In the case of teacher pensions, this dynamic is especially challenging because of specific features of a key stakeholder: teachers unions. In most organizations of all kinds, a vocal minority drives policy and decision making. In the case of teachers unions, the vocal in-group is more likely to be longer-tenured teachers who are more active in union governance. Although as a legal and practical political matter, any broad reform package would respect and protect benefits for current retirees and existing teachers, longer-tenured teachers perceive themselves as having the largest stake in upholding the status quo.
In addition, the wealth held by pension funds is an enormous source of capital for public and private investment, and unions are loath to lose the leverage that comes with the ability to influence the deployment investment capital. The American Federation of Teachers has, for instance, used shareholder leverage to try to influence global education publisher Pearson around education policy debates. Other unions have also tried to influence investment in parts of the sector, such as privatized education or prisons.
Another significant barrier to broad reform is the political timeline. Pension reform is an issue that offers politicians the opportunity to defer politically difficult decisions. Some states have chronically underfunded teacher pensions for decades because politicians know the reckoning will come on someone else’s watch. It’s also why the most popular reforms today just make pensions worse for new teachers, who are the least likely to be paying attention to long-term retirement issues.
Teacher pension reform is, politically, a tall order. However, guideposts exist that suggest what to do and what not to do. In 2021, Bellwether Education Partners ranked state teacher retirement systems across the country (Marchitello, Rotherham, & Squire, 2021). Higher-performing states were a heterogenous group in the ways they approached teacher pensions, illustrating that effective policy is more about plan quality than specific plan type or a uniform approach.
The articles in this volume, likewise, highlight important dimensions and simulations of the impact of several reform ideas. As with any policy issue, the loop of reform, feedback, and further reform will help pilot new ideas and help states learn from one another.

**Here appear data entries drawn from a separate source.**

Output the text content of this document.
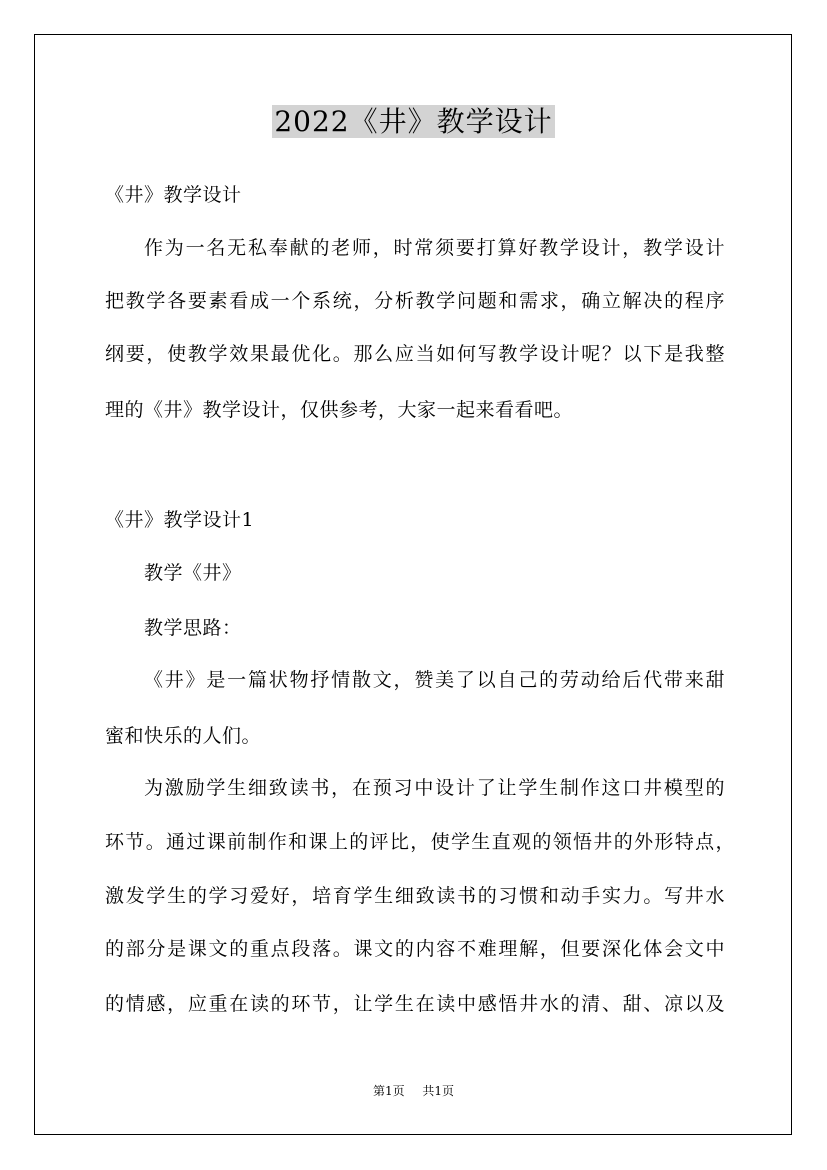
2022《井》教学设计
《井》教学设计
作为一名无私奉献的老师，时常须要打算好教学设计，教学设计
把教学各要素看成一个系统，分析教学问题和需求，确立解决的程序
纲要，使教学效果最优化。那么应当如何写教学设计呢？以下是我整
理的《井》教学设计，仅供参考，大家一起来看看吧。
《井》教学设计1
教学《井》
教学思路：
《井》是一篇状物抒情散文，赞美了以自己的劳动给后代带来甜
蜜和快乐的人们。
为激励学生细致读书，在预习中设计了让学生制作这口井模型的
环节。通过课前制作和课上的评比，使学生直观的领悟井的外形特点，
激发学生的学习爱好，培育学生细致读书的习惯和动手实力。写井水
的部分是课文的重点段落。课文的内容不难理解，但要深化体会文中
的情感，应重在读的环节，让学生在读中感悟井水的清、甜、凉以及
第1页 共1页
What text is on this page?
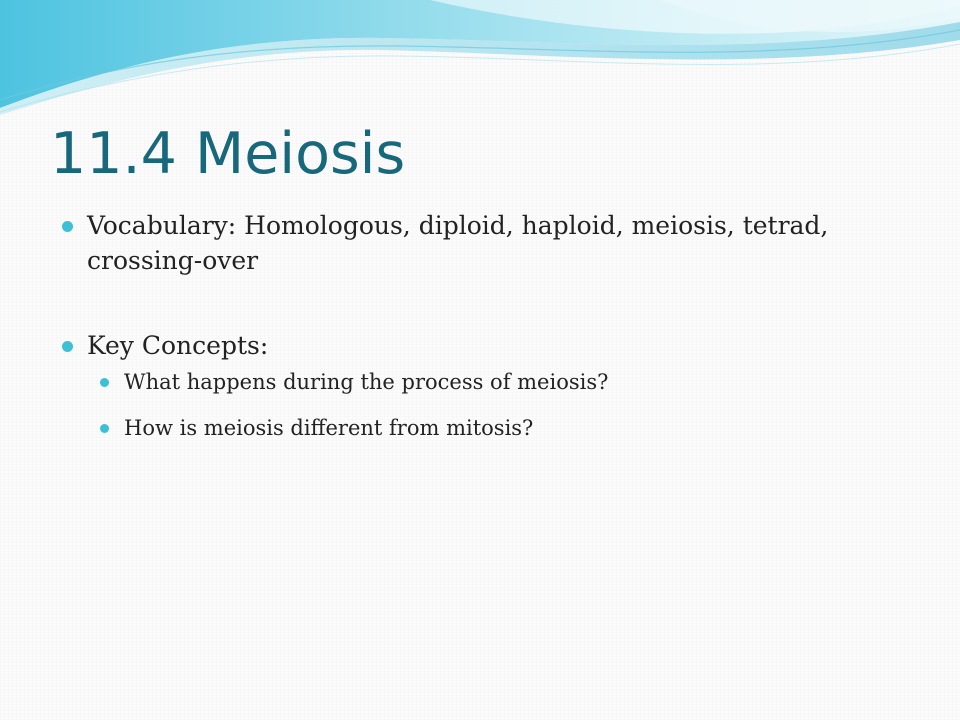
11.4 Meiosis
Vocabulary: Homologous, diploid, haploid, meiosis, tetrad, crossing-over
Key Concepts:
What happens during the process of meiosis?
How is meiosis different from mitosis?
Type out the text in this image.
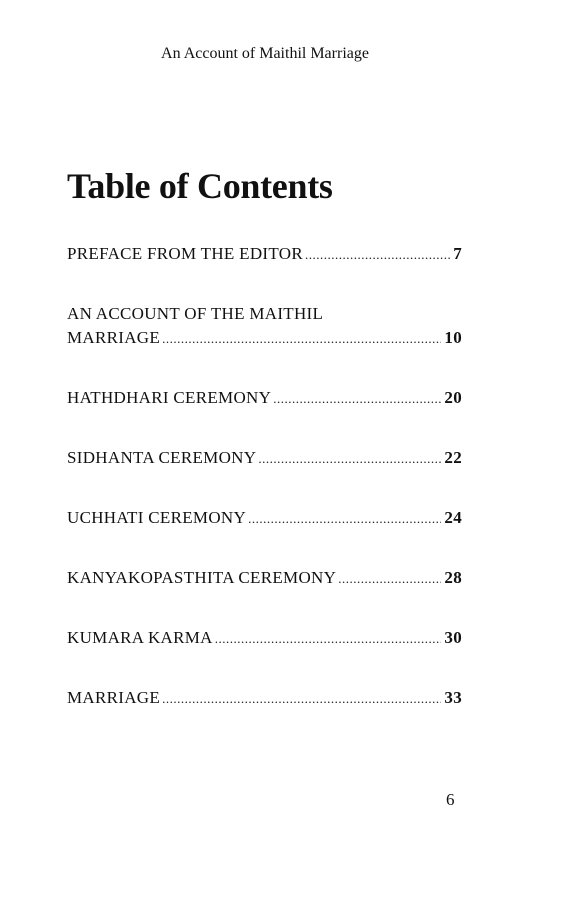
An Account of Maithil Marriage
Table of Contents
PREFACE FROM THE EDITOR .....	7
AN ACCOUNT OF THE MAITHIL
MARRIAGE .....	10
HATHDHARI CEREMONY .....	20
SIDHANTA CEREMONY .....	22
UCHHATI CEREMONY .....	24
KANYAKOPASTHITA CEREMONY .....	28
KUMARA KARMA .....	30
MARRIAGE .....	33
6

The fiscal fault lines around teacher pensions will continue putting pressure on policy makers to act because the financing of teacher retirement is not trivial for states, and the overall financial picture is daunting—especially when health care costs are factored in. Yet reforms must address the design shortcomings of today’s systems, or we will have less expensive but not more effective teacher retirement. In some cases, effective reform may require additional public spending in the near term. Reformers cannot lose sight of the fact that, at its core, sound teacher pension policy should be broadly about retirement security for individuals and is one lever to make teaching an attractive option for professionals.